The Cyprus tax system is due to change for many UK nationals living on the island after the updated UK-Cyprus Double Taxation Agreement (DTA) signed in March this year.
The new DTA will tax all government pensions at source (in the UK) and affected individuals will pay UK standard tax rates rather than Cyprus tax.
However, this will only affect publicly funded pensions – such as those received by former members of the British armed forces – paid by the government and not private pensions. Nor does it apply to the statutory state pension.
Until now the previous DTA allowed for UK government pensions to be taxed in Cyprus at a rate of 5 per cent.
The new DTA, expected to be in place for the 2019-20 tax year will see those affected paying the standard 20 per cent tax at source, though they will be eligible for the relevant tax-free allowance currently set at £11,850.
It is estimated that around 70,000 British citizens are resident in Cyprus, though it is unclear how many will be affected by the new DTA changes.
The British High Commission, in conjunction with the Institute of Certified Public Accountants of Cyprus (ICPAC) and HMRC, organised a seminar last week to inform the Cypriot accounting community about the new UK Corporate Tax Law and forthcoming changes in UK tax legislation.
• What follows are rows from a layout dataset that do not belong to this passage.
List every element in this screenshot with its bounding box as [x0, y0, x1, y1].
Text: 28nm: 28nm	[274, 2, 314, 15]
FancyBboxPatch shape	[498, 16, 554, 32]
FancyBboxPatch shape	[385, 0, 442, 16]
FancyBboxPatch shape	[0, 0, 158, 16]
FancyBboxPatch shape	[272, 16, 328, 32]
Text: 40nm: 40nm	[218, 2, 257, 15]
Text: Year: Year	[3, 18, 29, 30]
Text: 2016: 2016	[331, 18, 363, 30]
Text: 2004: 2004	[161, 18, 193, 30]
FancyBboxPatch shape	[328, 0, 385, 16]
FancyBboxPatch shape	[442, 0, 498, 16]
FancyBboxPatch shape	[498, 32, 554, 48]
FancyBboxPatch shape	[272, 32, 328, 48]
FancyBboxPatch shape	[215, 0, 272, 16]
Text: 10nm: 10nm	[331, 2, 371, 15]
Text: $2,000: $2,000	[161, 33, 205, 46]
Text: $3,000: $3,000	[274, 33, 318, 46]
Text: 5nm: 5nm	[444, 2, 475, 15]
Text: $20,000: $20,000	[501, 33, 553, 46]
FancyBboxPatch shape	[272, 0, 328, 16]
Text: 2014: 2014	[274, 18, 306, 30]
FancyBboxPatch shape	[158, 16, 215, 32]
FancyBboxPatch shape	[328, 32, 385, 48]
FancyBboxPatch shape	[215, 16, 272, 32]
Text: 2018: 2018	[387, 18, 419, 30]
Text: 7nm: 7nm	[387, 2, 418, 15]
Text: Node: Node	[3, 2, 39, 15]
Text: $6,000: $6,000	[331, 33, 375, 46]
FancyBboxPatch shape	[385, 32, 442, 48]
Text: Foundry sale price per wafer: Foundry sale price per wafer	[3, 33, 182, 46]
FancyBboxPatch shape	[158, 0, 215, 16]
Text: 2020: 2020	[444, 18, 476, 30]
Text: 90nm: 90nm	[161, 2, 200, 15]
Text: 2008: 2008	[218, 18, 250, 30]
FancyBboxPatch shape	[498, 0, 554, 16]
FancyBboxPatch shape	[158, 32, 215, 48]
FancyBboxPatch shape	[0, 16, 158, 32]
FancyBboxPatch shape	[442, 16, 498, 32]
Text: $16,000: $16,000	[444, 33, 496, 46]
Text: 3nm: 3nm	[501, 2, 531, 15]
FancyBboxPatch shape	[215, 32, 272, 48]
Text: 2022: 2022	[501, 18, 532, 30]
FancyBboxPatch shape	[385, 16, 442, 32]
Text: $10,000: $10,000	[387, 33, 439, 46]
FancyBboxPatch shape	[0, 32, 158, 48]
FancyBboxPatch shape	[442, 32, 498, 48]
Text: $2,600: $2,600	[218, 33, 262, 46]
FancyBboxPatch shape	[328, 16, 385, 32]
The seminar informed of the new ‘Requirement to Correct’, that requires all UK taxpayers to declare to HMRC, before September 30, 2018 all their foreign income and assets, where there might be tax to pay.’
It was stated that as of October 1, 2018 new, substantially higher penalties will apply to UK taxpayers who have failed to pay all the tax due on foreign income and assets.
Overseas property investors who have made their home in Cyprus may wish to speak with their tax advisor to check if they are affected by the changes coming into force.